En résumé, sur l’ensemble des résultats présentés à l’issue de l’expérience 2, les performances de réponses correctes obtenues empiriquement dans la tâche de décision lexicale (Hits et rejets corrects) se sont avérées fortement prédictibles à partir des données obtenues dans la tâche d’identification perceptive, calculées empiriquement, et simulées via le modèle CLIP. Conformément à nos prédictions, ces observations indiquent, que bien que les réponses comportementales enregistrées dans la tâche d’identification et dans la tâche de décision lexicale soient différentes, les processus cognitifs sous-jacents à ces deux tâches semblent fortement similaires.

Ces processus cognitifs se sont révélés , en outre, fortement dépendants de la lisibilité des lettres et de la contrainte lexicale. Ainsi, le processus d’identification totale est optimisé lorsque la lisibilité des lettres (et la contrainte lexicale) sont maximales. L’inférence lexicale, à partir d’une information visuelle partielle (CLIP partiel), nécessite le codage d’une quantité minimale de lettres du stimulus et dépend de la contrainte lexicale du stimulus. Elle donne lieu à des inférences correctes et incorrectes dans le cas des stimuli mots et à des erreurs de lexicalisations dans le cas des pseudomots. En particulier, en fonction du type de candidats lexicaux activés, l’inférence lexicale est correcte ou incorrecte. Plus précisément, lorsque les contraintes lexicales sont fortes, l’inférence est correcte. C’est le cas, par exemple, lorsque le mot cible possède peu ou pas de voisins de plus haute fréquence ; autrement dit lorsque le voisinage est peu compétitif. Au contraire, lorsque le nombre de candidats lexicaux activés, de plus haute fréquence que le mot cible est très élevé, des erreurs d’inférence lexicale ont lieu, en particulier la production de mots de plus haute fréquence que le stimulus. Ce mécanisme donne également lieu à des erreurs de lexicalisations lorsque le stimulus est un pseudomot. Enfin, les omissions se produisent lorsque la lisibilité des lettres est minimale et/ou les contraintes lexicales insuffisantes pour inférer un mot.

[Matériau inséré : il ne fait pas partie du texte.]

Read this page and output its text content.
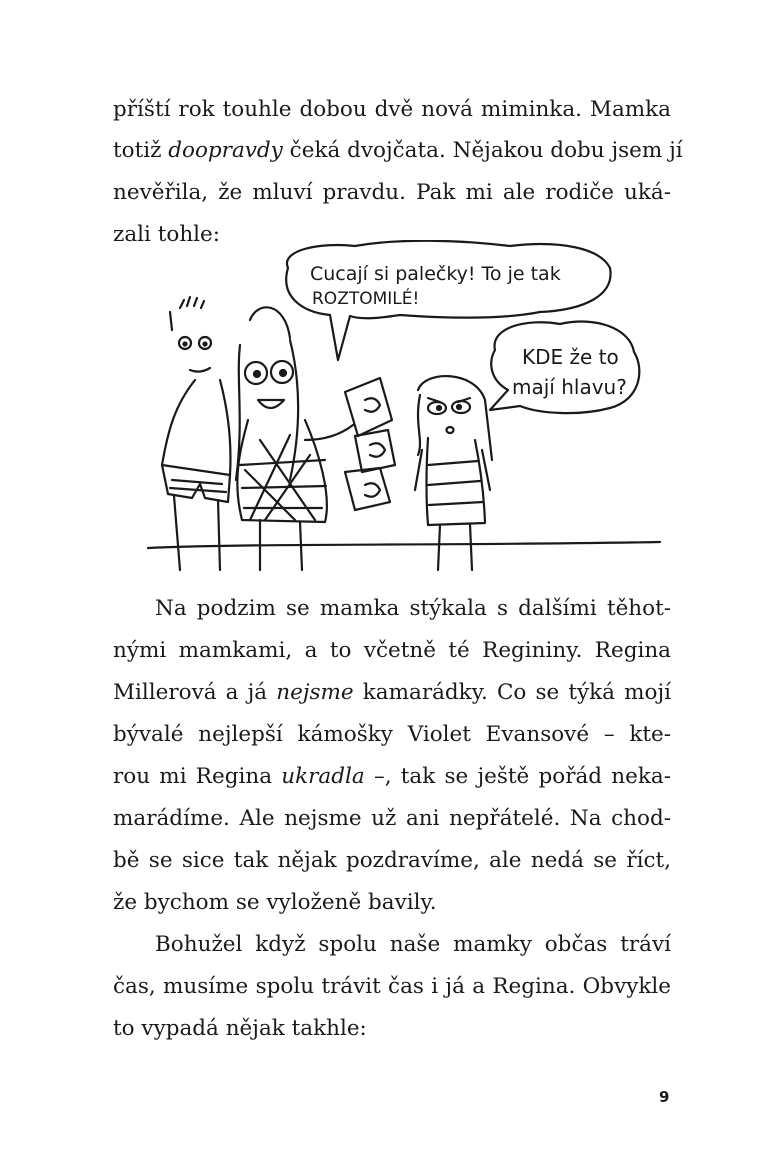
příští rok touhle dobou dvě nová miminka. Mamka

totiž doopravdy čeká dvojčata. Nějakou dobu jsem jí

nevěřila, že mluví pravdu. Pak mi ale rodiče uká-

zali tohle:

Cucají si palečky! To je tak
ROZTOMILÉ!
KDE že to
mají hlavu?

Na podzim se mamka stýkala s dalšími těhot-

nými mamkami, a to včetně té Regininy. Regina

Millerová a já nejsme kamarádky. Co se týká mojí

bývalé nejlepší kámošky Violet Evansové – kte-

rou mi Regina ukradla –, tak se ještě pořád neka-

marádíme. Ale nejsme už ani nepřátelé. Na chod-

bě se sice tak nějak pozdravíme, ale nedá se říct,

že bychom se vyloženě bavily.

Bohužel když spolu naše mamky občas tráví

čas, musíme spolu trávit čas i já a Regina. Obvykle

to vypadá nějak takhle:

9
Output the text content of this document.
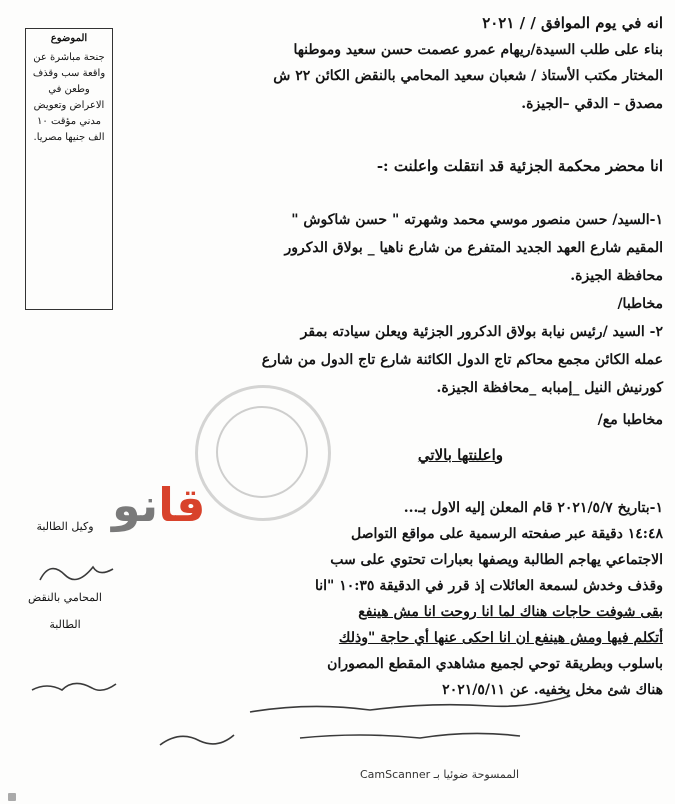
الموضوع
جنحة مباشرة عن واقعة سب وقذف وطعن في الاعراض وتعويض مدني مؤقت ١٠ الف جنيها مصريا.
انه في يوم الموافق / / ٢٠٢١
بناء على طلب السيدة/ريهام عمرو عصمت حسن سعيد وموطنها
المختار مكتب الأستاذ / شعبان سعيد المحامي بالنقض الكائن ٢٢ ش
مصدق – الدقي –الجيزة.
انا محضر محكمة الجزئية قد انتقلت واعلنت :-
١-السيد/ حسن منصور موسي محمد وشهرته " حسن شاكوش "
المقيم شارع العهد الجديد المتفرع من شارع ناهيا _ بولاق الدكرور
محافظة الجيزة.
مخاطبا/
٢- السيد /رئيس نيابة بولاق الدكرور الجزئية ويعلن سيادته بمقر
عمله الكائن مجمع محاكم تاج الدول الكائنة شارع تاج الدول من شارع
كورنيش النيل _إمبابه _محافظة الجيزة.
مخاطبا مع/
واعلنتها بالاتي
١-بتاريخ ٢٠٢١/٥/٧ قام المعلن إليه الاول بـ...
١٤:٤٨ دقيقة عبر صفحته الرسمية على مواقع التواصل
الاجتماعي يهاجم الطالبة ويصفها بعبارات تحتوي على سب
وقذف وخدش لسمعة العائلات إذ قرر في الدقيقة ١٠:٣٥ "انا
بقى شوفت حاجات هناك لما انا روحت انا مش هينفع
أتكلم فيها ومش هينفع ان انا احكى عنها أي حاجة "وذلك
باسلوب وبطريقة توحي لجميع مشاهدي المقطع المصوران
هناك شئ مخل يخفيه. عن ٢٠٢١/٥/١١
قانو
وكيل الطالبة
المحامي بالنقض
الطالبة
الممسوحة ضوئيا بـ CamScanner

Enfin, nous avons vu que les réponses comportementales enregistrées dépendent en partie de la tâche utilisée pour mesurer les processus cognitifs impliqués dans la reconnaissance des mots. Il est, par conséquent, crucial de développer outre une théorie de la lecture, une théorie de la tâche utilisée afin de mieux appréhender les mécanismes cognitifs impliqués (e.g., Balota & Chumbley, 1984 ; Grainger & Jacobs, 1994 ; Grainger & Jacobs, 1996).